Today I depart from bringing you the typical fare of Sunday political cartoons to discuss the demise of a different sort of cartoon, the Disney animated fairy tale.

Disney announced this week it will produce no more “princess movies” beyond Tangled, its retooled version of Rapunzel, which was released November 24.

Feminism and the sexualization of children have taken their toll. According to the Los Angeles Times:

Among girls, princesses and the romanticized ideal they represent – revolving around finding the man of your dreams – have a limited shelf life.
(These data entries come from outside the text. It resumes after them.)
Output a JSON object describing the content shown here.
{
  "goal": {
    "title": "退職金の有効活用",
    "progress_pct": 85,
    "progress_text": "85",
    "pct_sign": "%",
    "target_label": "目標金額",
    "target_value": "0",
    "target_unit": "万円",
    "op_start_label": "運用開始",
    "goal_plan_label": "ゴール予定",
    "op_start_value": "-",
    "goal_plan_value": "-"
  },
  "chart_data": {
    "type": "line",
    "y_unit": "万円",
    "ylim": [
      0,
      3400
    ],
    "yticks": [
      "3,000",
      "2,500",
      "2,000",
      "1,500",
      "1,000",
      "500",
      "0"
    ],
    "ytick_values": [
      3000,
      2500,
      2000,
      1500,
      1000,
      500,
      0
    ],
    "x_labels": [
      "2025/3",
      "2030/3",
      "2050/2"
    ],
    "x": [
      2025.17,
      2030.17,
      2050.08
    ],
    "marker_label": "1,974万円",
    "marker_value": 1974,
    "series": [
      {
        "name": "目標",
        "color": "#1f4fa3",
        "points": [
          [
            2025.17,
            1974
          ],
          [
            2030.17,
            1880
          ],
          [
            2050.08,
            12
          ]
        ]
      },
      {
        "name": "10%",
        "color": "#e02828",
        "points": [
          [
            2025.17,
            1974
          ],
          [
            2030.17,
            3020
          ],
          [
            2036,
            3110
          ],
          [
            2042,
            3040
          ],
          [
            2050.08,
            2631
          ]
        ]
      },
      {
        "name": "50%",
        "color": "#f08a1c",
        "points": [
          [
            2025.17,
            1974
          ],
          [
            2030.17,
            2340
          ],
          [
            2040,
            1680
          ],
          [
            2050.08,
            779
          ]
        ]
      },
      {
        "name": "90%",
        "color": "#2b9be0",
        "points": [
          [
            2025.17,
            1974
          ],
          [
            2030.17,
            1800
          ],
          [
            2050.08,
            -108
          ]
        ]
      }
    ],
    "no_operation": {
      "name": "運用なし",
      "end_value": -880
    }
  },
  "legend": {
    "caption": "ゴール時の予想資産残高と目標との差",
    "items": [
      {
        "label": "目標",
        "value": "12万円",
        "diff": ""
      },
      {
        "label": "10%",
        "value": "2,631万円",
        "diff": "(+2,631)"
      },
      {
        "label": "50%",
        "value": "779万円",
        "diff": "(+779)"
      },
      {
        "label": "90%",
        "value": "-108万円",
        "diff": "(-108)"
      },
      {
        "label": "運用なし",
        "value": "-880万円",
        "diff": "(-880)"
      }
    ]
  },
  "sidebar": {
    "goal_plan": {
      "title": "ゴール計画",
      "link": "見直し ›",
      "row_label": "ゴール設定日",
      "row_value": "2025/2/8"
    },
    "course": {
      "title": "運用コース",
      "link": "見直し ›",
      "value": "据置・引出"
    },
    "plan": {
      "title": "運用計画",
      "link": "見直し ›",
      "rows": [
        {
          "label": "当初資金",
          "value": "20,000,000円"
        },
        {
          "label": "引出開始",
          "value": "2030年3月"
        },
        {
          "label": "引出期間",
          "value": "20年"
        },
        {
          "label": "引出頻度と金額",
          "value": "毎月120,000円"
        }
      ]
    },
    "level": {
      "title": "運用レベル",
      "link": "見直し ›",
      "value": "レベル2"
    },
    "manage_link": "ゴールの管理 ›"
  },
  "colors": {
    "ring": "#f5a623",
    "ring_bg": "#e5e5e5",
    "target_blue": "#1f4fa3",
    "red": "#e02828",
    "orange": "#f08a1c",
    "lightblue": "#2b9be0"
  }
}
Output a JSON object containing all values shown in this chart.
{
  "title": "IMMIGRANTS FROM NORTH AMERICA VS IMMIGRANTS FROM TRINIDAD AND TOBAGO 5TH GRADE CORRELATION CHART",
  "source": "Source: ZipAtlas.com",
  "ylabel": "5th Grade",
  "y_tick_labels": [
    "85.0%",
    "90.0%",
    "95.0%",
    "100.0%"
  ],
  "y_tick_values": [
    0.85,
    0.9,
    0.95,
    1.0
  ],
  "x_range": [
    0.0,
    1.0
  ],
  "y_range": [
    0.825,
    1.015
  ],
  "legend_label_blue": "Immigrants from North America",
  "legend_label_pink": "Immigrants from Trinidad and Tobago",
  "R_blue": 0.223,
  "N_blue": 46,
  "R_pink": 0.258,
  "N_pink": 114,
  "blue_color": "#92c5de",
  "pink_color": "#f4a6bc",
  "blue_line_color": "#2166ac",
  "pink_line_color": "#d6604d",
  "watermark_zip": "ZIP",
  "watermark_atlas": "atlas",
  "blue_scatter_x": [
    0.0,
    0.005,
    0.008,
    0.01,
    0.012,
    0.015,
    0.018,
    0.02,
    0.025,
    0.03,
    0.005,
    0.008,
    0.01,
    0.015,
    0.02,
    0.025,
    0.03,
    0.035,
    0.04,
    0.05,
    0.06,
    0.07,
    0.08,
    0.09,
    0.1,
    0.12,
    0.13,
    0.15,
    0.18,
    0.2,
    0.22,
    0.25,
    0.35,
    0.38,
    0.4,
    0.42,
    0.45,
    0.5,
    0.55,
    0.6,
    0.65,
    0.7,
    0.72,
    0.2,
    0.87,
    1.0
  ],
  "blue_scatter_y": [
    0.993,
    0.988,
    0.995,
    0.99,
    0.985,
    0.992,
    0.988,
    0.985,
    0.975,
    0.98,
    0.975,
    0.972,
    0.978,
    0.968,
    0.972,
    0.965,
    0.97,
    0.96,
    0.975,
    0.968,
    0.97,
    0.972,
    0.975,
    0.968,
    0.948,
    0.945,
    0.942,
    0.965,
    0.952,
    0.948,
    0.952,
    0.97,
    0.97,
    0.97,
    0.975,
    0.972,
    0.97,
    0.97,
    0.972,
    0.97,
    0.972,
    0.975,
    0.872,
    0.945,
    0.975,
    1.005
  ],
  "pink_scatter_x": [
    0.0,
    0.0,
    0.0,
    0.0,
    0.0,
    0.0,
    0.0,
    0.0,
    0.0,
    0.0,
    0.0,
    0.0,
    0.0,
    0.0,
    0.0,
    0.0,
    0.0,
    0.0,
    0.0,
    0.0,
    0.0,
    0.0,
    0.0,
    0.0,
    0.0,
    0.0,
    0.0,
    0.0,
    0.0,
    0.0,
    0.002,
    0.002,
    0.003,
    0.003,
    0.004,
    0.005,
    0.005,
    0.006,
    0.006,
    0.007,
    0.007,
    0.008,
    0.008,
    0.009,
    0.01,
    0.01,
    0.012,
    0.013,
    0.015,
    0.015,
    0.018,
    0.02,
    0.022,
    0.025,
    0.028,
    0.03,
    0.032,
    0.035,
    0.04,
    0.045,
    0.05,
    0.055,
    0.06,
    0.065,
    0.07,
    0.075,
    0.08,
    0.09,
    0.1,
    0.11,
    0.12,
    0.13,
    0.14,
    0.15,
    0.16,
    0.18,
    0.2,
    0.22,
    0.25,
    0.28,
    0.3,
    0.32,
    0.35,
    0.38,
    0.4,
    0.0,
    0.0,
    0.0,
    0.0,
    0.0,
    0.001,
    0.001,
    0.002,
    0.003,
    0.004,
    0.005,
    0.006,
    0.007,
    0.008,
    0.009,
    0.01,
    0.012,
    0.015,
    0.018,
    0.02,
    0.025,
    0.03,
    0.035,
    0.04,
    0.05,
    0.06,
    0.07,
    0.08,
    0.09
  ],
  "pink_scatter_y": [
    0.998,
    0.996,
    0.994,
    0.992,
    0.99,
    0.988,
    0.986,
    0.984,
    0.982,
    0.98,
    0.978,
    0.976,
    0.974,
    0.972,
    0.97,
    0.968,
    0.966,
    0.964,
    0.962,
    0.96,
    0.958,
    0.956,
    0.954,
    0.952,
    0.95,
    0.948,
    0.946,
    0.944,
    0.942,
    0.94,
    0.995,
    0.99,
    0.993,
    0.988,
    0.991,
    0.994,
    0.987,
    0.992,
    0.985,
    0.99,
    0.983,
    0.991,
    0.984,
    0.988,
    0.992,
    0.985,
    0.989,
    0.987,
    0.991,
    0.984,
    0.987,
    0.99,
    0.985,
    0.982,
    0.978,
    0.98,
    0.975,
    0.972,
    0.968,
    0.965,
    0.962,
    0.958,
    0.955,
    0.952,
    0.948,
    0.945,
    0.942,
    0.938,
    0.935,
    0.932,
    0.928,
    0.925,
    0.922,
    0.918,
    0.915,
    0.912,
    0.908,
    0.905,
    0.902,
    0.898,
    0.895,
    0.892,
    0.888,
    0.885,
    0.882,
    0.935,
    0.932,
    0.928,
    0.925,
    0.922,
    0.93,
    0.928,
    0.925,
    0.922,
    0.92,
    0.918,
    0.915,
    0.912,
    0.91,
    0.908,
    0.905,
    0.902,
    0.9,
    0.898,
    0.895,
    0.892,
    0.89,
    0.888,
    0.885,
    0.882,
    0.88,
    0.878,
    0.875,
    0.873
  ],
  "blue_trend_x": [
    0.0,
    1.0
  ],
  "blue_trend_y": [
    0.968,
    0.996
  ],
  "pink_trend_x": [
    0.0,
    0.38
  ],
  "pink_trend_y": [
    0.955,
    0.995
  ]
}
With the advent of “tween” TV, the tiara-wearing ideal of femininity has been supplanted by new adolescent role models such as the Disney Channel’s Selena Gomez and Nickelodeon’s Miranda Cosgrove.

“By the time they’re 5 or 6, they’re not interested in being princesses,” said Dafna Lemish, chairwoman of the radio and TV department at Southern Illinois University and an expert in the role of media in children’s lives. “They’re interested in being hot, in being cool. Clearly, they see this is what society values.”

I, too, am uneasy about a storyline that has the handsome prince rescuing the beautiful princess or damsel in distress. In reality there are so many ways this storyline can become unhealthy and go bad.

On the other hand, as the book Captivating points out, this dream fills the hearts of most honest, normal women. Otherwise, the storyline in so many variations would not have maintained such high popularity through the generations.

And most honest, normal men have an innate desire to be knights in shining armor, as the companion book Wild at Heart describes.

This is the way we’re built, and in a sinless world the strengths and limitations of men and women would synergize one another in perfect harmony. It is only together that male and female comprise the image of God.

But because the world is filled with sin, these yearnings of our hearts are meant to draw us to the one and only Knight in Shining Armor, both as our rescuer and role model.

If only Disney would make that movie*.

*In a way, DreamWorks already has. In 1998 it released The Prince of Egypt, about Moses saving the Israelites from the Egyptians; Moses was an archetype of Jesus.